The art of failure & cooking
Relying on process and convenience costs us far more than we realise, and in a multitude of ways and not just financially or health wise. It shields us away from learning, discovery, and ultimately, from failure. And there lies one of the key issues with food and cooking. Failure.
We live in a world where we are constantly subjected to images of perfection, are hidden away from failure and taught to only discuss our achievements. Pursuing perfection is an unhealthy obsession magnified by our infatuation with social media and the illusion of what is, crafted and calculated perfection.
Fueled by eagerness when I first started out with my new found love for food, I had a lot of failures and I still do today. I started this blog back in 2013 as a new self-proclaimed foodie, chasing glory and feeling desperate about capturing and documenting it so everybody knew that I was now a “foodie” too. No real substance, I baked a couple of good cakes, therefore I was baker and the world should know. There’s no problem with that at all. Problem was my relationship with failure. Rather than learning from the mistakes, I would become engulfed in disappointment, self-loathing and anxiety that quickly spread from just being a flat cake to feeling like a failure at life and what was the point of even trying. I was terrible at dealing with imperfection and instead of trying again, I gave up. I stopped.

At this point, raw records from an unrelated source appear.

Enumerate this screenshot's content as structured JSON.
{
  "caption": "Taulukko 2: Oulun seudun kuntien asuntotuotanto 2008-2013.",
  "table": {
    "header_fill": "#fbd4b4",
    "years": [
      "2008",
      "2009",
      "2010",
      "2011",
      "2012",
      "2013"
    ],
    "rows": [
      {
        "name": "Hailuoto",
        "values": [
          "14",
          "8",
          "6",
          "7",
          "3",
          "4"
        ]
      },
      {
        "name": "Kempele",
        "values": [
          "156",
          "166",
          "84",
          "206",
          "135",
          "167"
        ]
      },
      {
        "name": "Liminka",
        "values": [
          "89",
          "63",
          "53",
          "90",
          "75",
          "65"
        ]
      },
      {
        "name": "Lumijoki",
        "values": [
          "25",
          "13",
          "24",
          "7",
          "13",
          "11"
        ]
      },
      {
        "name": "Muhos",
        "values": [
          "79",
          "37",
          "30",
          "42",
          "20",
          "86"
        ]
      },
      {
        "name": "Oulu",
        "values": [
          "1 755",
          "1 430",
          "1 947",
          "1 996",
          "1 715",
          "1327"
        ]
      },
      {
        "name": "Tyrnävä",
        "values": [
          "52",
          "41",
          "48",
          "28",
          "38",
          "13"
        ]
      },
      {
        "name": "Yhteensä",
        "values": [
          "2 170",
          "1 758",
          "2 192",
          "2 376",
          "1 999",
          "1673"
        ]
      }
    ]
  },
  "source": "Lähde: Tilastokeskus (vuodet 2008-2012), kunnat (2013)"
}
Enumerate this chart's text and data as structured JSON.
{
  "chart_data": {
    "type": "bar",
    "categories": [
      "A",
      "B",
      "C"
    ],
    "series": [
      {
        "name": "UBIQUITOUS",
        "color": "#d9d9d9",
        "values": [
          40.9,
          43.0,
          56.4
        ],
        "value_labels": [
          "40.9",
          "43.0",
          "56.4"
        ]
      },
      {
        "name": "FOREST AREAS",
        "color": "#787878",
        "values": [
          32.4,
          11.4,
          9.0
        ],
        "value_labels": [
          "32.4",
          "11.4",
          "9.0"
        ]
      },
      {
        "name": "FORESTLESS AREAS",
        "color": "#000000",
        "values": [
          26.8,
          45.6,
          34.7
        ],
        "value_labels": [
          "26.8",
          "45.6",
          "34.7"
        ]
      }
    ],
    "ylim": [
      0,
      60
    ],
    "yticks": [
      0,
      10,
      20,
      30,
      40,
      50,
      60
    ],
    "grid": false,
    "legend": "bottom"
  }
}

Changing the dialogue around failure; really it’s experimentation and learning
Failure is a good thing. Real life isn’t a constant sea of success and achievement. We all know it’s not, so why subject ourselves to the game and deny that we sometimes get it wrong. Ask any successful person how they got to where they are and they’ll begin to reel off the lessons learned, in-other-words, mistakes or failures, repackaged as a lesson. This was the turning point for me, constantly hearing people that inspired me, talking about how they got it wrong. It’s not a lesson to be overlooked.
I’ve learnt to embrace mistakes, turning disappointment into a chance to reflect; probably the most valuable lesson I’ve learnt so far. How? One, through slowing down and learning to be present and focus on what I’m doing and telling myself to focus when my attention strays. Two, through learning to accept that in order to be good at something, you’ve got to try and try again. In anything we do, we build confidence through trying, the same applies with food.
That’s why when someone says “I can’t cook”, I’m calling you out on it. You can cook. You do know more than the convenience ideas that you’re constantly subjected too. And you can learn and you can get it right, because it’s never to late to learn. Forget what you don’t know and focus on what you will know.
There’s been a lot of firsts for me over the past few years. More so recently as I become more confident in my abilities and embrace my mistakes. The meal pictured below was the first time I cooked fish, that was yesterday; it took 25 minutes. Which is shorter than watching a TV chef cook a dish you’re not eating. My previous post, was the first time I poached an egg. I’m learning through observation and a change in mentality – it’s really hard to make something completely inedible.
It’s all about the art of experimentation, trying something bold and not getting worked up if it doesn’t work out as expected.
The concept of failure is something we all ought to be discussing more. The Chronicles of Failure by Ella Sadie Guthrie from Peachy’n’Keen looks at failure and has us open up about the personal failures we’ve all encountered. I can’t recommend reading through these enough. For me, they’ve normalised the dialogue around failure and have helped instill the notion of failure being a good thing and not something to keep a secret.